Devletin dini kontrol etme arzusunun diğer bir sebebi de dinin gücünü kontrol altında tutmaktır. Bu daha çok bazı laik ve dinsiz devletlerin başvurduğu bir yöntemdir. Müslüman toplumlarda İslam`ın kitleler üzerindeki gücünü kırmak, İslam`ı hayattan koparmak amacında olan bazı yönetimler, Müslümanların tepkisini çekmemek için uyduruk bazı kurumlar vasıtasıyla dini hizmetler yaptıkları görüntüsünü verirler. Oluşturdukları bu kurumlar üzerinden dini hayatı denetler ve din hizmeti yapan alimleri ve görevlileri kendilerine bağlarlar.
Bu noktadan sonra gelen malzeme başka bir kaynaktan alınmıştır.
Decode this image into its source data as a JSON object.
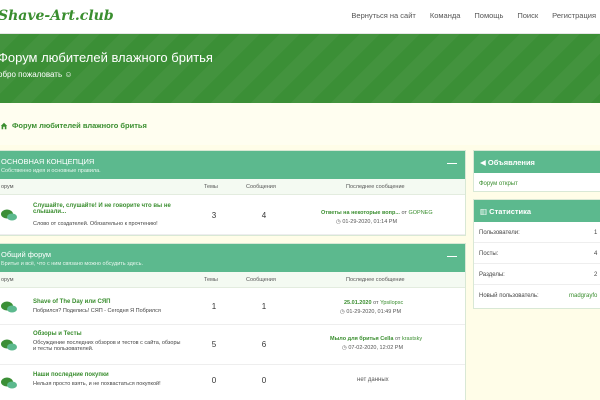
{
  "header": {
    "logo": "Shave-Art.club",
    "nav": [
      "Вернуться на сайт",
      "Команда",
      "Помощь",
      "Поиск",
      "Регистрация"
    ]
  },
  "hero": {
    "title": "Форум любителей влажного бритья",
    "subtitle": "обро пожаловать ☺"
  },
  "breadcrumb": "Форум любителей влажного бритья",
  "columns": {
    "forum": "орум",
    "topics": "Темы",
    "posts": "Сообщения",
    "last": "Последнее сообщение"
  },
  "categories": [
    {
      "title": "ОСНОВНАЯ КОНЦЕПЦИЯ",
      "desc": "Собственно идея и основные правила.",
      "forums": [
        {
          "title": "Слушайте, слушайте! И не говорите что вы не слышали...",
          "desc": "Слово от создателей. Обязательно к прочтению!",
          "topics": "3",
          "posts": "4",
          "last_title": "Ответы на некоторые вопр...",
          "last_user": "GOPNEG",
          "last_date": "01-29-2020, 01:14 PM"
        }
      ]
    },
    {
      "title": "Общий форум",
      "desc": "Бритье и всё, что с ним связано можно обсудить здесь.",
      "forums": [
        {
          "title": "Shave of The Day или СЯП",
          "desc": "Побрился? Поделись! СЯП - Сегодня Я Побрился",
          "topics": "1",
          "posts": "1",
          "last_title": "25.01.2020",
          "last_user": "Ypsilopsc",
          "last_date": "01-29-2020, 01:49 PM"
        },
        {
          "title": "Обзоры и Тесты",
          "desc": "Обсуждение последних обзоров и тестов с сайта, обзоры и тесты пользователей.",
          "topics": "5",
          "posts": "6",
          "last_title": "Мыло для бритья Cella",
          "last_user": "krastsky",
          "last_date": "07-02-2020, 12:02 PM"
        },
        {
          "title": "Наши последние покупки",
          "desc": "Нельзя просто взять, и не похвастаться покупкой!",
          "topics": "0",
          "posts": "0",
          "last_none": "нет данных"
        }
      ]
    }
  ],
  "announcements": {
    "title": "Объявления",
    "item": "Форум открыт"
  },
  "stats": {
    "title": "Статистика",
    "rows": [
      {
        "k": "Пользователи:",
        "v": "1"
      },
      {
        "k": "Посты:",
        "v": "4"
      },
      {
        "k": "Разделы:",
        "v": "2"
      },
      {
        "k": "Новый пользователь:",
        "v": "madgrayfo"
      }
    ]
  },
  "colors": {
    "brand": "#3b8f36",
    "header_green": "#5cb98e",
    "link": "#3a8e2f",
    "page_bg": "#fffde8"
  },
  "icons": [
    "home-icon",
    "forum-bubbles-icon",
    "megaphone-icon",
    "chart-icon",
    "clock-icon",
    "collapse-icon"
  ]
}
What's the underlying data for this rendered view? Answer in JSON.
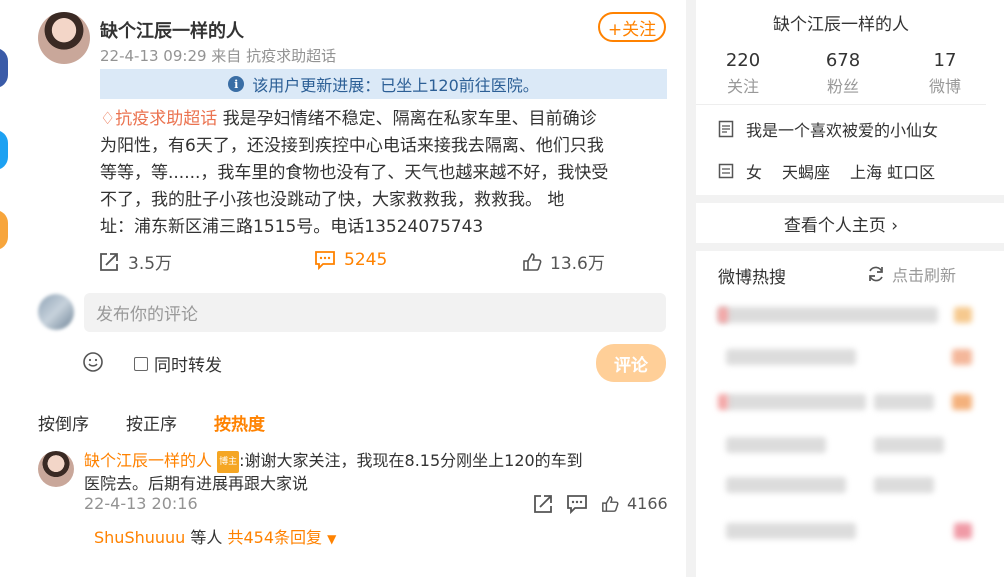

Her ne amaçla olursa olsun dinin devletin vesayeti altında olması çok yanlış ve son derece tehlikelidir. Bu durum dinin özünü kaybetmesine ve kitleleri uyuşturan bir afyon gibi kullanılmasına yol açar. Tarihte Hıristiyanlığın düştüğü durum budur. Egemen sınıfın çıkarlarını koruyan bir din Allah`ın gönderdiği din olmaktan çıkar.

Hasılı, dünyevi çıkarlar uğruna dini kullanmak da, onu zapturapt altına almak için denetim altında tutmak da Kur`an`ın ifadesiyle ‘fitne`dir. Ve fitne öldürmeden daha beterdir. Yani dinin çıkarlar için kullanılması onu yok etmek için yürütülen bir savaştan daha kötüdür. Kur`an, bu fitne ortadan kaldırılana kadar Müslümanları mücadele etmeye davet eder.